WSPÓŁCZESNY RYNEK MUZYCZNY: JAK SPOTIFY ZMIENIŁ ZASADY GRY
W dobie Internetu muzyka stała się dostępna dla każdego na wyciągnięcie ręki. Jak wygląda ciemna strona tej rewolucji?
Źródło zdjęcia: Stock Cake
Muzyczne serwisy streamingowe takie jak Spotify, Apple Music czy Tidal w ciągu ostatniej dekady całkowicie odmieniły oblicze przemysłu muzycznego. Nic dziwnego, że słuchacze pokochali przystępność i wygodę w słuchaniu muzyki. W końcu dzięki wymienionym platformom mamy możliwość odsłuchania dowolnego utworu niezależnie od tego, gdzie jesteśmy i co robimy. Jednak po głębszej analizie tego zjawiska może nasunąć się pytanie – czy aby na pewno zalety tego trendu przeważają nad wadami?
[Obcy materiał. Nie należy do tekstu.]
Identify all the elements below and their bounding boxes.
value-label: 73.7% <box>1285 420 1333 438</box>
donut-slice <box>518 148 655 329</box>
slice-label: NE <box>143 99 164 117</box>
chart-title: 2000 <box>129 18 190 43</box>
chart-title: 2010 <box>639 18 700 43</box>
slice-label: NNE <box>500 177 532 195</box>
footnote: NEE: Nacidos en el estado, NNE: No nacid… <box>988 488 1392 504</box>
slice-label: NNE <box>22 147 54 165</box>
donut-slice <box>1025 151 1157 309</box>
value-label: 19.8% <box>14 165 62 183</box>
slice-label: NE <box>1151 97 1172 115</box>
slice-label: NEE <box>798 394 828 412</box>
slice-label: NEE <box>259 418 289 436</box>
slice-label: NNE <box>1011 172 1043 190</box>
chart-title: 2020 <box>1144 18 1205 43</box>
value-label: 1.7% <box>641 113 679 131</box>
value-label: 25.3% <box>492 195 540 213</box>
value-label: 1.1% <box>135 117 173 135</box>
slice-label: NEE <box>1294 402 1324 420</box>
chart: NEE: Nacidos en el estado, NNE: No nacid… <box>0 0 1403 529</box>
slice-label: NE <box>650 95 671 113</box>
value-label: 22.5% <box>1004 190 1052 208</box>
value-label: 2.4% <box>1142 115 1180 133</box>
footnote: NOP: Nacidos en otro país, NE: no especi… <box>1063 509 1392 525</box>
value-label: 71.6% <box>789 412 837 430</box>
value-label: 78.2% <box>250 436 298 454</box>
Cyfrowa dystrybucja muzyki zaczęła zyskiwać na znaczeniu w latach 90. i na początku XXI wieku. Pierwszym serwisem, który umożliwił artystom dzielenie się swoimi nagraniami w Internecie był powstały w 1993 roku Internet Underground Music Archive. W 1999 roku założona została platforma Napster, która zyskała ogromną popularność i rozpoczęła rewolucję w branży muzycznej. Dała ona internautom możliwość darmowego pobierania plików mp3 z ogromnej bazy utworów. Szybko jednak firma napotkała problemy prawne związane z naruszeniem praw autorskich. Po wielu pozwach sądowych złożonych między innymi przez zespół Metallica (po tym jak demo ich piosenki pojawiło się w sieci przed oficjalnym wydaniem utworu), rapera Dr. Dre, czy zrzeszenie amerykańskich wydawców muzyki (RIAA) Napster zmuszony został do zakończenia swojej działalności. Ukształtował on jednak solidne fundamenty do powstania serwisów streamingowych jakie znamy dzisiaj.
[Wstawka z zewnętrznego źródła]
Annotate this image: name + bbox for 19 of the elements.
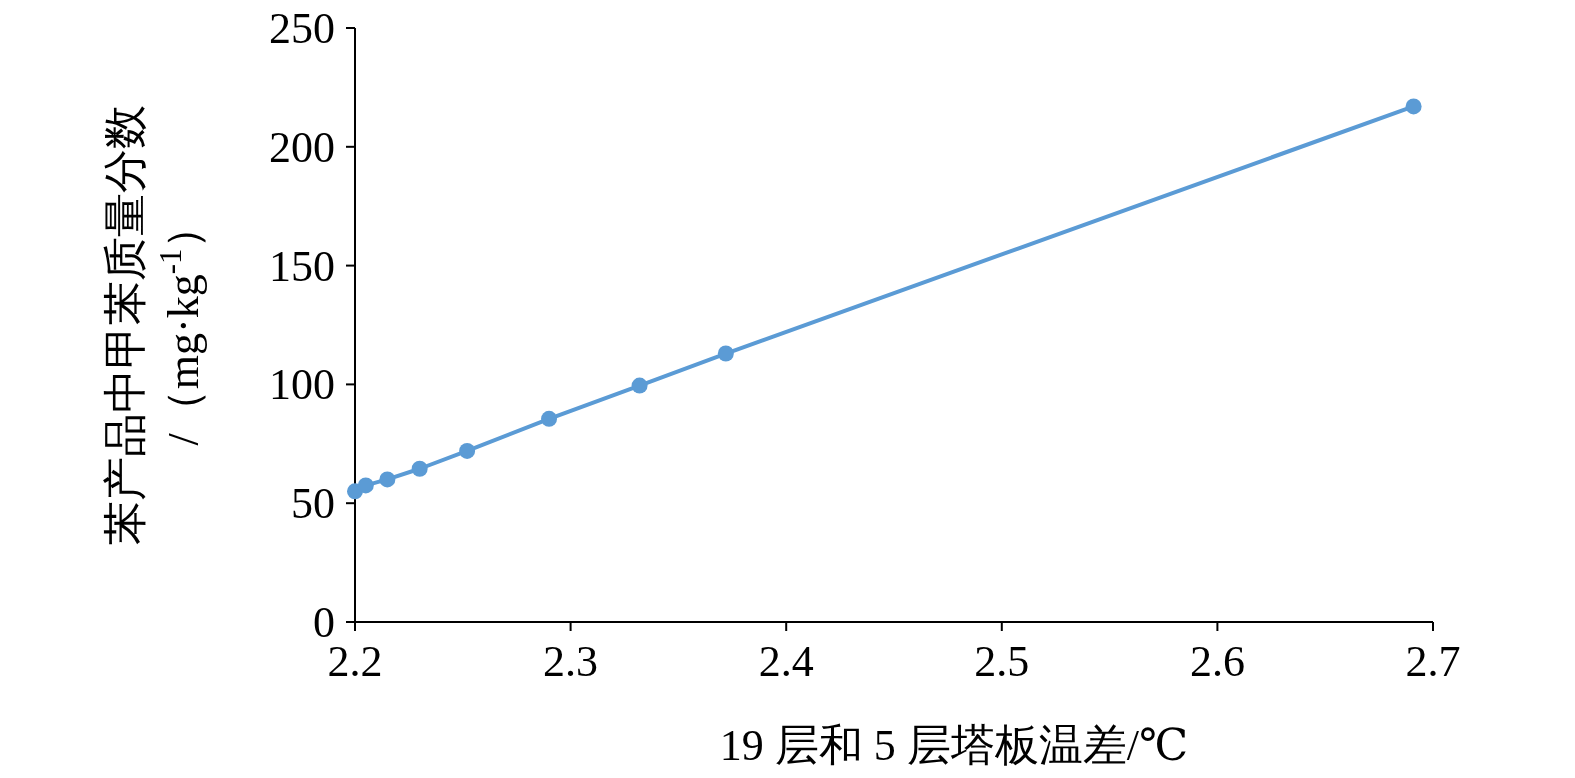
x-tick-label: 2.3 [543, 637, 599, 686]
x-tick-label: 2.6 [1189, 637, 1245, 686]
y-tick-label: 100 [269, 360, 335, 410]
y-tick-label: 50 [291, 479, 335, 529]
x-axis-title: 19 层和 5 层塔板温差/℃ [719, 721, 1189, 770]
x-tick-label: 2.7 [1405, 637, 1461, 686]
point [411, 460, 428, 477]
point [631, 377, 648, 394]
point [1405, 98, 1422, 115]
y-tick-label: 250 [269, 4, 335, 53]
point [379, 471, 396, 488]
x-tick-label: 2.5 [974, 637, 1030, 686]
x-tick-label: 2.4 [758, 637, 814, 686]
point [459, 442, 476, 459]
point [717, 345, 734, 362]
y-tick-label: 200 [269, 122, 335, 172]
point [541, 410, 558, 427]
y-tick-label: 150 [269, 241, 335, 291]
point [357, 477, 374, 494]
W 2006 roku dwóch szwedzkich biznesmenów Daniel Ek i Martin Lorentzon postanowiło stworzyć legalną alternatywę dla platform służących do udostępniania plików mp3. Została ona nazwana Spotify. Pod koniec 2024 roku serwis ten miał 675 milionów aktywnych użytkowników i oferował ponad 100 milionów utworów. Omawiana alternatywa okazała się ogromnym sukcesem i całkowicie odmieniła model konsumpcji i nasze podejście do eksploracji muzyki. Od 2019 roku streamingi odpowiadają za większość przychodów przemysłu muzycznego na całym świecie. Konieczność płacenia za każdy album musiała przegrać z łatwym dostępem do miliona utworów w niewygórowanej cenie miesięcznej subskrypcji czy nawet bezpłatnie w planie freemium. Odkrywanie nowych artystów również stało się prostsze dzięki zaawansowanym algorytmom i personalizowanym playlistom takim jak „Discover Weekly” czy „Daily Mix”. Ta zmiana ukształtowała wiele nowych ścieżek rozwoju dla całej branży, ale również postawiła ciężkie wyzwania finansowe przed artystami.
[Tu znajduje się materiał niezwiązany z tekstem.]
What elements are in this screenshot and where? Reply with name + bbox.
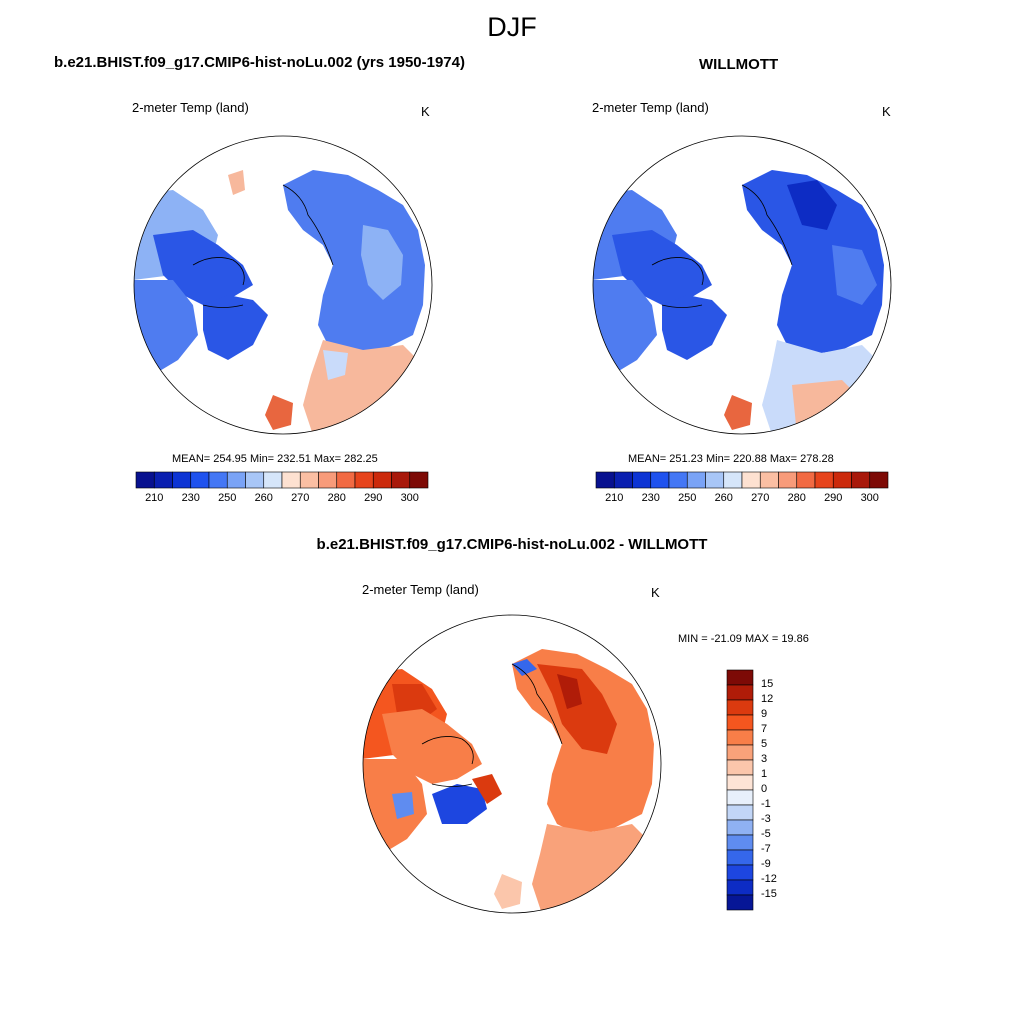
colorbar-swatch xyxy=(172,471,192,489)
colorbar-tick-label: 280 xyxy=(787,492,806,504)
colorbar-tick-label: -1 xyxy=(761,798,771,810)
panel-1-variable-label: 2-meter Temp (land) xyxy=(132,100,249,115)
colorbar-swatch xyxy=(796,471,816,489)
colorbar-tick-label: 300 xyxy=(860,492,879,504)
colorbar-tick-label: -12 xyxy=(761,873,777,885)
colorbar-tick-label: 270 xyxy=(291,492,310,504)
colorbar-tick-label: 300 xyxy=(400,492,419,504)
colorbar-swatch xyxy=(632,471,652,489)
colorbar-tick-label: -7 xyxy=(761,843,771,855)
colorbar-tick-label: 15 xyxy=(761,678,774,690)
panel-2-variable-label: 2-meter Temp (land) xyxy=(592,100,709,115)
colorbar-swatch xyxy=(263,471,283,489)
colorbar-swatch xyxy=(153,471,173,489)
panel-3-stats: MIN = -21.09 MAX = 19.86 xyxy=(678,633,809,645)
colorbar-tick-label: 9 xyxy=(761,708,768,720)
colorbar-tick-label: 12 xyxy=(761,693,774,705)
colorbar-swatch xyxy=(726,684,754,701)
colorbar-swatch xyxy=(372,471,392,489)
panel-3-title: b.e21.BHIST.f09_g17.CMIP6-hist-noLu.002 … xyxy=(316,536,708,553)
panel-3-units-label: K xyxy=(651,585,660,600)
colorbar-tick-label: -5 xyxy=(761,828,771,840)
panel-2-stats: MEAN= 251.23 Min= 220.88 Max= 278.28 xyxy=(628,453,834,465)
colorbar-swatch xyxy=(851,471,871,489)
panel-2-colorbar xyxy=(595,471,889,489)
colorbar-swatch xyxy=(723,471,743,489)
colorbar-swatch xyxy=(336,471,356,489)
colorbar-swatch xyxy=(613,471,633,489)
panel-2-title: WILLMOTT xyxy=(699,56,779,73)
colorbar-tick-label: 230 xyxy=(641,492,660,504)
panel-3-colorbar xyxy=(726,669,754,911)
colorbar-swatch xyxy=(226,471,246,489)
colorbar-tick-label: 250 xyxy=(678,492,697,504)
colorbar-swatch xyxy=(814,471,834,489)
colorbar-swatch xyxy=(726,774,754,791)
colorbar-tick-label: 7 xyxy=(761,723,768,735)
colorbar-swatch xyxy=(391,471,411,489)
colorbar-tick-label: 210 xyxy=(145,492,164,504)
colorbar-swatch xyxy=(778,471,798,489)
figure-title: DJF xyxy=(487,12,537,42)
colorbar-swatch xyxy=(726,804,754,821)
colorbar-tick-label: -9 xyxy=(761,858,771,870)
colorbar-tick-label: 3 xyxy=(761,753,768,765)
colorbar-swatch xyxy=(832,471,852,489)
colorbar-swatch xyxy=(726,849,754,866)
colorbar-swatch xyxy=(190,471,210,489)
colorbar-swatch xyxy=(668,471,688,489)
colorbar-tick-label: 230 xyxy=(181,492,200,504)
colorbar-swatch xyxy=(726,714,754,731)
colorbar-swatch xyxy=(726,759,754,776)
colorbar-tick-label: 280 xyxy=(327,492,346,504)
colorbar-swatch xyxy=(686,471,706,489)
colorbar-swatch xyxy=(726,819,754,836)
colorbar-swatch xyxy=(595,471,615,489)
panel-1-polar-map xyxy=(133,135,433,435)
panel-2-units-label: K xyxy=(882,104,891,119)
colorbar-swatch xyxy=(726,744,754,761)
colorbar-swatch xyxy=(299,471,319,489)
colorbar-swatch xyxy=(759,471,779,489)
colorbar-swatch xyxy=(741,471,761,489)
colorbar-tick-label: 290 xyxy=(364,492,383,504)
colorbar-tick-label: -3 xyxy=(761,813,771,825)
panel-1-colorbar xyxy=(135,471,429,489)
colorbar-swatch xyxy=(208,471,228,489)
panel-2-polar-map xyxy=(592,135,892,435)
colorbar-swatch xyxy=(726,789,754,806)
panel-1-units-label: K xyxy=(421,104,430,119)
colorbar-tick-label: 1 xyxy=(761,768,768,780)
colorbar-swatch xyxy=(726,894,754,911)
colorbar-swatch xyxy=(726,864,754,881)
colorbar-swatch xyxy=(869,471,889,489)
colorbar-swatch xyxy=(281,471,301,489)
colorbar-tick-label: 5 xyxy=(761,738,768,750)
colorbar-swatch xyxy=(135,471,155,489)
colorbar-swatch xyxy=(318,471,338,489)
colorbar-swatch xyxy=(726,834,754,851)
colorbar-swatch xyxy=(726,669,754,686)
panel-3-variable-label: 2-meter Temp (land) xyxy=(362,582,479,597)
panel-1-title: b.e21.BHIST.f09_g17.CMIP6-hist-noLu.002 … xyxy=(54,54,465,71)
colorbar-tick-label: 290 xyxy=(824,492,843,504)
colorbar-swatch xyxy=(245,471,265,489)
panel-3-polar-map xyxy=(362,614,662,914)
colorbar-tick-label: 260 xyxy=(714,492,733,504)
colorbar-swatch xyxy=(726,699,754,716)
panel-1-stats: MEAN= 254.95 Min= 232.51 Max= 282.25 xyxy=(172,453,378,465)
colorbar-tick-label: 210 xyxy=(605,492,624,504)
colorbar-swatch xyxy=(409,471,429,489)
colorbar-tick-label: 250 xyxy=(218,492,237,504)
colorbar-swatch xyxy=(726,879,754,896)
colorbar-tick-label: 0 xyxy=(761,783,768,795)
colorbar-tick-label: 260 xyxy=(254,492,273,504)
colorbar-tick-label: -15 xyxy=(761,888,777,900)
colorbar-tick-label: 270 xyxy=(751,492,770,504)
colorbar-swatch xyxy=(354,471,374,489)
colorbar-swatch xyxy=(726,729,754,746)
colorbar-swatch xyxy=(705,471,725,489)
colorbar-swatch xyxy=(650,471,670,489)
W modelu opartym na liczbie odtworzeń tantiemy są dzielone (często niesprawiedliwie) pomiędzy wytwórnie, dystrybutorów i samych wykonawców, co skutkuje bardzo niskimi kwotami za pojedyncze odtworzenie. Stawki Spotify wahają się od 0,006 do 0,008 dolara za odtworzenie. Ponadto, aby otrzymywać tantiemy, utwory muszą uzyskiwać co najmniej 1000 odsłuchań rocznie. Uderza to szczególnie w mało znanych artystów niezależnych (szczególnie że algorytmy Spotify promują głównie mainstreamowych twórców), którzy jeszcze kilkanaście lat temu utrzymywali się głównie ze sprzedaży płyt. Zdarzały się jednak przypadki krytyki Spotify również ze strony twórców głównego nurtu. Niektórzy, aby zwiększyć sprzedaż swoich fizycznych płyt opóźniali publikację swoich albumów w streamingach (np. Adele czy Coldplay). W 2015 doszło nawet do sytuacji, w której Taylor Swift czy Thom Yorke, w ramach protestu na pewien czas całkowicie wycofali swoją muzykę z katalogów Spotify. Z drugiej strony dzięki platformom streamingowym wielu artystów ma możliwość dotarcia do większej liczby słuchaczy na całym świecie. Dodatkowo precyzyjne dane dotyczące słuchalności umożliwiają śledzenie trendów i planowanie skuteczniejszych działań promocyjnych.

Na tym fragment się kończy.